Gild’s technology has turned up some prospects for Square, but hasn’t led directly to a hire. Mr. Power says the Gild algorithm provides a generalized programming score that is not as specific as Square needs for its job slots. “Gild has an opinion of who is good but it’s not that simple,” he said, adding that Square was talking to Gild about refining the model.
Despite the limited usefulness thus far, Mr. Power says that what Gild is doing is the start of something powerful. Today’s young engineers are posting much more of their work online, and doing open-source work, providing more data to mine in search of the diamonds. “It’s all about finding unrecognized talent,” he said.
MR. DOMINGUEZ has worked at Gild for eight months and has proved himself a talented programmer, Mr. Desai said. But he also said that Mr. Dominguez “sometimes struggles to work in a structured environment.” His co-workers try not to bug him when he’s sitting at his computer, locked into that work zone.

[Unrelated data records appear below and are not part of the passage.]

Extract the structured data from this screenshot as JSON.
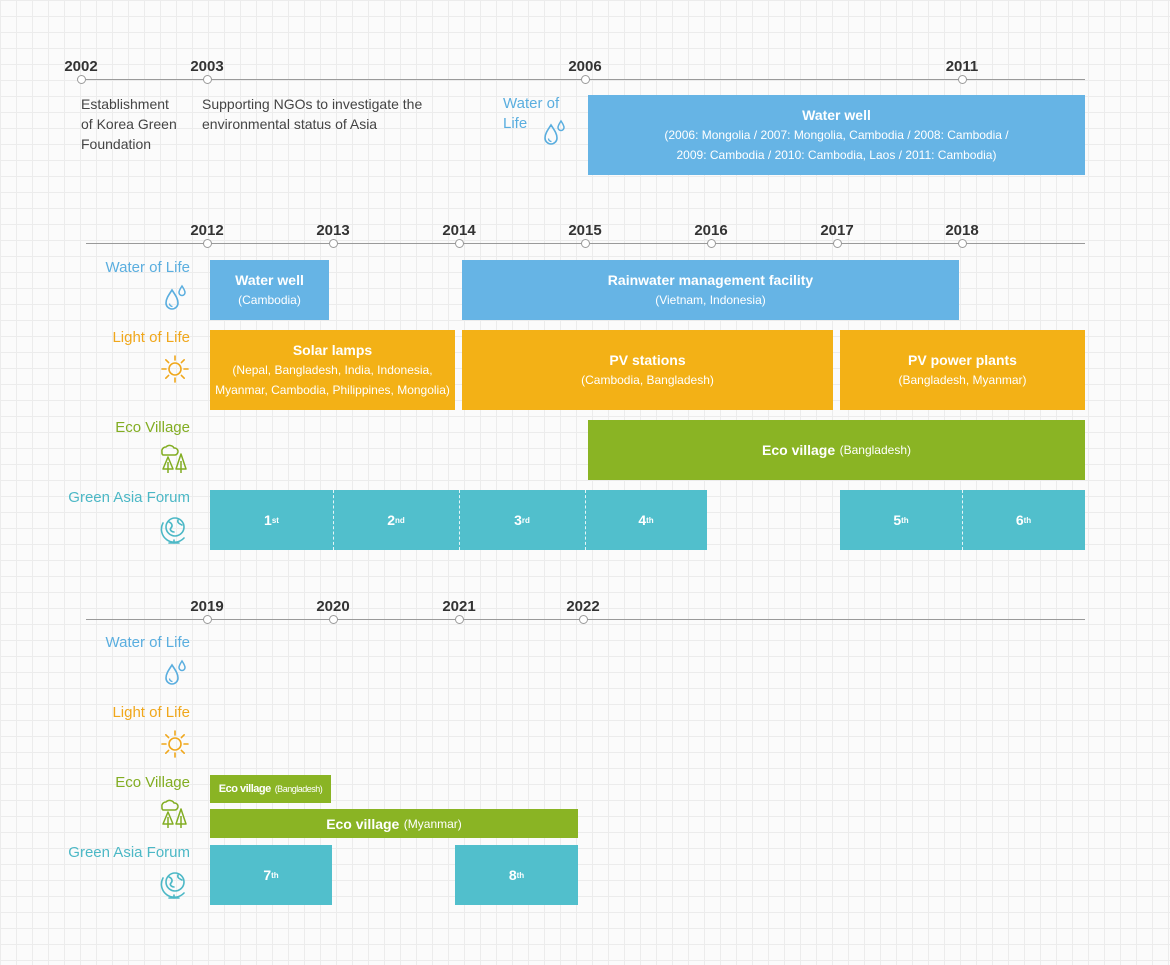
{
  "icons": {
    "water": "water-drops-icon",
    "light": "sun-icon",
    "eco": "trees-icon",
    "forum": "globe-icon"
  },
  "colors": {
    "water": "#66b4e5",
    "light": "#f3b116",
    "eco": "#8ab424",
    "forum": "#51bfcc",
    "axis": "#9a9a9a"
  },
  "section1": {
    "years": [
      "2002",
      "2003",
      "2006",
      "2011"
    ],
    "establishment": [
      "Establishment",
      "of Korea Green",
      "Foundation"
    ],
    "ngo": [
      "Supporting NGOs to investigate the",
      "environmental status of Asia"
    ],
    "water_label": [
      "Water of",
      "Life"
    ],
    "water_bar": {
      "title": "Water well",
      "sub1": "(2006: Mongolia / 2007: Mongolia, Cambodia / 2008: Cambodia /",
      "sub2": "2009: Cambodia / 2010: Cambodia, Laos / 2011: Cambodia)"
    }
  },
  "section2": {
    "years": [
      "2012",
      "2013",
      "2014",
      "2015",
      "2016",
      "2017",
      "2018"
    ],
    "categories": {
      "water": "Water of Life",
      "light": "Light of Life",
      "eco": "Eco Village",
      "forum": "Green Asia Forum"
    },
    "water_well": {
      "title": "Water well",
      "sub": "(Cambodia)"
    },
    "rainwater": {
      "title": "Rainwater management facility",
      "sub": "(Vietnam, Indonesia)"
    },
    "solar": {
      "title": "Solar lamps",
      "sub1": "(Nepal, Bangladesh, India, Indonesia,",
      "sub2": "Myanmar, Cambodia, Philippines, Mongolia)"
    },
    "pv_stations": {
      "title": "PV stations",
      "sub": "(Cambodia, Bangladesh)"
    },
    "pv_plants": {
      "title": "PV power plants",
      "sub": "(Bangladesh, Myanmar)"
    },
    "eco_village": {
      "title": "Eco village",
      "sub": "(Bangladesh)"
    },
    "forum": [
      {
        "n": "1",
        "suf": "st"
      },
      {
        "n": "2",
        "suf": "nd"
      },
      {
        "n": "3",
        "suf": "rd"
      },
      {
        "n": "4",
        "suf": "th"
      },
      {
        "n": "5",
        "suf": "th"
      },
      {
        "n": "6",
        "suf": "th"
      }
    ]
  },
  "section3": {
    "years": [
      "2019",
      "2020",
      "2021",
      "2022"
    ],
    "categories": {
      "water": "Water of Life",
      "light": "Light of Life",
      "eco": "Eco Village",
      "forum": "Green Asia Forum"
    },
    "eco_bangladesh": {
      "title": "Eco village",
      "sub": "(Bangladesh)"
    },
    "eco_myanmar": {
      "title": "Eco village",
      "sub": "(Myanmar)"
    },
    "forum": [
      {
        "n": "7",
        "suf": "th"
      },
      {
        "n": "8",
        "suf": "th"
      }
    ]
  }
}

In meetings, Mr. Dominguez speaks his mind. He’s happier, he said, “as long as I can have a say in how the system is built,” or it’s just another system he would have to conform to. He bristles slightly at the growth of the company, which has expanded to 40 people from 10 in the last six months, adding layers of management and bureaucracy.
“The truth is that’s in my nature to do stuff in my own way; inevitably I want to start my own company,” he said, but he’s quick to add: “I do appreciate and the respect the opportunity the company’s given me because I think it’s very clear they hired me on merit. I will always appreciate that.”
Dr. Ming says the young man is both a great find and still an unknown. Of course, he is just a single example, one heralded by the company, but who cannot alone either validate or disprove the method.
“He’s got the lone-wolf thing going on,” Dr. Ming said. “It’s going well early but it could get tougher later on.”
The algorithm did a good job measuring what it can measure. It nailed Mr. Dominguez’s talent for working with computers. What is still unfolding is how he uses his talent over the long term, working with people.